TL; DR
Make sure:
- Your user has write permission into Android SDK directory.
ANDROID_HOME
is correctly defined with the correct SDK location.
Description
IMHO it is a really bad practice install SDK into user home directory because:
- Packages added will be restricted to a single user.
- System administrators won't be able to mirror OS images, thus each engineer will have to install SDK manually.
The old school way is according to Linux directory hierarchy as described at The Linux Documentation Project, which consists on:
- Ensure your user has
adm
privileges
- Export SDK environment variables
- Obey the filesystem hierarchy, installing the IDE and SDK into
/opt
The steps above work perfectly on Ubuntu 22.04 and shall work on other distros with minor adjustments.

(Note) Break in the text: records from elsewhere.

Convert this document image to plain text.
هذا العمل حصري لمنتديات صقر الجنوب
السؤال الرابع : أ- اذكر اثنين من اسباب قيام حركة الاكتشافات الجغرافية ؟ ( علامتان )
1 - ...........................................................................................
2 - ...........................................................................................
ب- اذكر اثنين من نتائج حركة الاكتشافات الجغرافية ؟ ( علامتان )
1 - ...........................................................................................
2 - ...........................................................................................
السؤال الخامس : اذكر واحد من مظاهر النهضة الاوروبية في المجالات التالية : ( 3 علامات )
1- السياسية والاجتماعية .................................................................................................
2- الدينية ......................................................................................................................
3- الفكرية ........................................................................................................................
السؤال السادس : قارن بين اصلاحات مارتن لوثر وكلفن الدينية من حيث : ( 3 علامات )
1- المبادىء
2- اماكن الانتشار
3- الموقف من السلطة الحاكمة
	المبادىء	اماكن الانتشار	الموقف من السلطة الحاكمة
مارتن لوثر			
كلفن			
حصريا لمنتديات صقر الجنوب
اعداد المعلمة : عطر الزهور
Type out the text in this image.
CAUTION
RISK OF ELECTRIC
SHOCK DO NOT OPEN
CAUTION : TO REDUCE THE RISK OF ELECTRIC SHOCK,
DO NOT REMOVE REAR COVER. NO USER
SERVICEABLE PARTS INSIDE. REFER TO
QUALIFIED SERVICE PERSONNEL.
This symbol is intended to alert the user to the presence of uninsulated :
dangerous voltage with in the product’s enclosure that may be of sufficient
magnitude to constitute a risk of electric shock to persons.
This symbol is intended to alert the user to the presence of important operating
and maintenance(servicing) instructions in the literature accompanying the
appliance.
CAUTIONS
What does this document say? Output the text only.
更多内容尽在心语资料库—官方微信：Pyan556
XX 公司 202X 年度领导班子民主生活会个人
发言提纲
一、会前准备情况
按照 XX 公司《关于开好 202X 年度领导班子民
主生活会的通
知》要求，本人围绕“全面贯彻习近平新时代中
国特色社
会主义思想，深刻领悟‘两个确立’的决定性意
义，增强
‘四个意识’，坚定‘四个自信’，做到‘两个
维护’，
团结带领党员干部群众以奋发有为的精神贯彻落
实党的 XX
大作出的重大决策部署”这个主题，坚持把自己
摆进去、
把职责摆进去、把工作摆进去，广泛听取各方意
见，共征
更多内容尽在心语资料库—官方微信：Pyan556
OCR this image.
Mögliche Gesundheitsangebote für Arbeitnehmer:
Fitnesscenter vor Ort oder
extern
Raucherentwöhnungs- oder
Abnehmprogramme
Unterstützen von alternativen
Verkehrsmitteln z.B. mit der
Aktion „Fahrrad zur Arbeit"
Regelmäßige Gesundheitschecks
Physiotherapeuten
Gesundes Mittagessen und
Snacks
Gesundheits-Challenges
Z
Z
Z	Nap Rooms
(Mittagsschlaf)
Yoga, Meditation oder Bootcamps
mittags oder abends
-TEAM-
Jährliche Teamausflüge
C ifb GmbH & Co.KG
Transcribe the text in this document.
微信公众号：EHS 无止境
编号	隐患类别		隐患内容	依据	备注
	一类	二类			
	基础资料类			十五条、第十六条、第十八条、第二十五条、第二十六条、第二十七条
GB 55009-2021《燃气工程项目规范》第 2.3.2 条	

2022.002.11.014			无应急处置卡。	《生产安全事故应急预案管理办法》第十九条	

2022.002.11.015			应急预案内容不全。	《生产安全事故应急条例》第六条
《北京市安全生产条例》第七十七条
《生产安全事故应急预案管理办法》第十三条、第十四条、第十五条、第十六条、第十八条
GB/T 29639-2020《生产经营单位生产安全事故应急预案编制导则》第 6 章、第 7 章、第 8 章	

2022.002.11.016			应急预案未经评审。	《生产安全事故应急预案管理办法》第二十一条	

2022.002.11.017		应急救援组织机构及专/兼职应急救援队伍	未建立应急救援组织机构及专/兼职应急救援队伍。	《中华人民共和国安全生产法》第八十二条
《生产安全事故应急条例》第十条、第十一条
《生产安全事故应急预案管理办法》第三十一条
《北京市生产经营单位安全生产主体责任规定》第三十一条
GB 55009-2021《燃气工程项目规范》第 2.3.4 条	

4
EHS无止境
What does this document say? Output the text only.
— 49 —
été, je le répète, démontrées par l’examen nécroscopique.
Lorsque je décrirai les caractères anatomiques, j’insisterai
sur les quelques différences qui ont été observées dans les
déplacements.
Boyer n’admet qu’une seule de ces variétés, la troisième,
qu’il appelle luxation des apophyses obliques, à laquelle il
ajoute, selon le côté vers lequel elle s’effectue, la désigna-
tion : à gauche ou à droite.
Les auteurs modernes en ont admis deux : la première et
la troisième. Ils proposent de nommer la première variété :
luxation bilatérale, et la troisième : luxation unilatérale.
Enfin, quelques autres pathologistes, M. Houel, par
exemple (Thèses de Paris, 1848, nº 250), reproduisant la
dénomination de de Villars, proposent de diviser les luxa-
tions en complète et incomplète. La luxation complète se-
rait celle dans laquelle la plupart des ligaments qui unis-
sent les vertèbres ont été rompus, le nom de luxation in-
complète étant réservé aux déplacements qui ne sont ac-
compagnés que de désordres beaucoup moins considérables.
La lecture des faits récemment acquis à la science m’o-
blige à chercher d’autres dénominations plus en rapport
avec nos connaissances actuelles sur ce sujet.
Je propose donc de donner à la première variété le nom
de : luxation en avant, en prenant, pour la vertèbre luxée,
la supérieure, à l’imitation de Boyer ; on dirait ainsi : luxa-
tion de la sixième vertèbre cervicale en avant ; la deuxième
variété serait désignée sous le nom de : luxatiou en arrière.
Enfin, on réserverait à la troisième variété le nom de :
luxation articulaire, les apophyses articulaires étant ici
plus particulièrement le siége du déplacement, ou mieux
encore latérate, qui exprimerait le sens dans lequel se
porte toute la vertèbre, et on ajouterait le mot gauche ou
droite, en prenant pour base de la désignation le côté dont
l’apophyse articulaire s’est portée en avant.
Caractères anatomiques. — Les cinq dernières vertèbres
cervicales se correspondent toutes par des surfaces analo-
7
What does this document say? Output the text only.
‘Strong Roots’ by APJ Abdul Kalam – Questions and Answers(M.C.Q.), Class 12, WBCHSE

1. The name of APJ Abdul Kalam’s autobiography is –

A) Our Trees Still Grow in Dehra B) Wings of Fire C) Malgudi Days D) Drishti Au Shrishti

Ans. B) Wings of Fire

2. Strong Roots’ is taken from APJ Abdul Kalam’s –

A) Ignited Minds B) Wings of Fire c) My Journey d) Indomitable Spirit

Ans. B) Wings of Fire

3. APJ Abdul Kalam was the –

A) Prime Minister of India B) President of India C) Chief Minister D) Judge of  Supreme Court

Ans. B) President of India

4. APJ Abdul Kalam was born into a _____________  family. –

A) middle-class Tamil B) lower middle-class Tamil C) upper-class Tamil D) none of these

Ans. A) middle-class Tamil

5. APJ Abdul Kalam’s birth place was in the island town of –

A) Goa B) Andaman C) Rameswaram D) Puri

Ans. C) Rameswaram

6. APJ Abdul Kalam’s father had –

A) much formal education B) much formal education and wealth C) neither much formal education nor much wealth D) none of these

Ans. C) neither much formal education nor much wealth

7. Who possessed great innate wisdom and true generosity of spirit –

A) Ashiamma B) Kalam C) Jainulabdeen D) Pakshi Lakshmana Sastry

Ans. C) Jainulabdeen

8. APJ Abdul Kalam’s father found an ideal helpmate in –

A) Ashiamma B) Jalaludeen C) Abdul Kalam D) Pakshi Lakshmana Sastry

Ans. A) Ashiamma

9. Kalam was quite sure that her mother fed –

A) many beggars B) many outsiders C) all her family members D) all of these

1. Ensure your user has adm
privileges
grep adm /etc/group | grep ${USER}
adm:x:4:syslog,ventura
lpadmin:x:122:ventura
2. Configure environment variables
/etc/profile.d/
├── ...
├── android.sh
├── ...
├── java.sh
└── ...
where android.sh
contains
#!/usr/bin/env bash
export ANDROID_HOME=/opt/google/android/
export FLUTTER_HOME=${ANDROID_HOME}/flutter
TOOLS=${ANDROID_HOME}/platform-tools
TOOLS=${ANDROID_HOME}/tools/bin:${ANDROID_HOME}/tools:${TOOLS}
export PATH=${FLUTTER_HOME}/bin:${TOOLS}:${PATH}
and java.sh
your JRE directory
#!/usr/bin/env bash
export JAVA_HOME=/usr/lib/jvm/java-18-openjdk-amd64
3. Install Android Studio and Android SDK
Download latest Android Studio and unpack it into /opt/jetbrains/
:
VERSION=2021.2.1.16
sudo mkdir -p /opt/google/android
sudo mkdir -p /opt/jetbrains/studio
# Unpack Android Studio into a versioned folder
tar -xvzf android-studio-${VERSION}-linux.tar.gz
sudo mv android-studio /opt/jetbrains/studio/${VERSION}
# Grant write permission to administrators
sudo chown root:adm -R /opt/jetbrains/
sudo chmod g+w -R /opt/jetbrains/
sudo chown root:adm -R /opt/google/android
sudo chmod g+w -R /opt/google/android
Finally launch Android Studio and choose the SDK location:

This approach is extremely powerful because it allows system administrators duplicate development workstations using rsync -avz
without relying onto any username or custom privileges.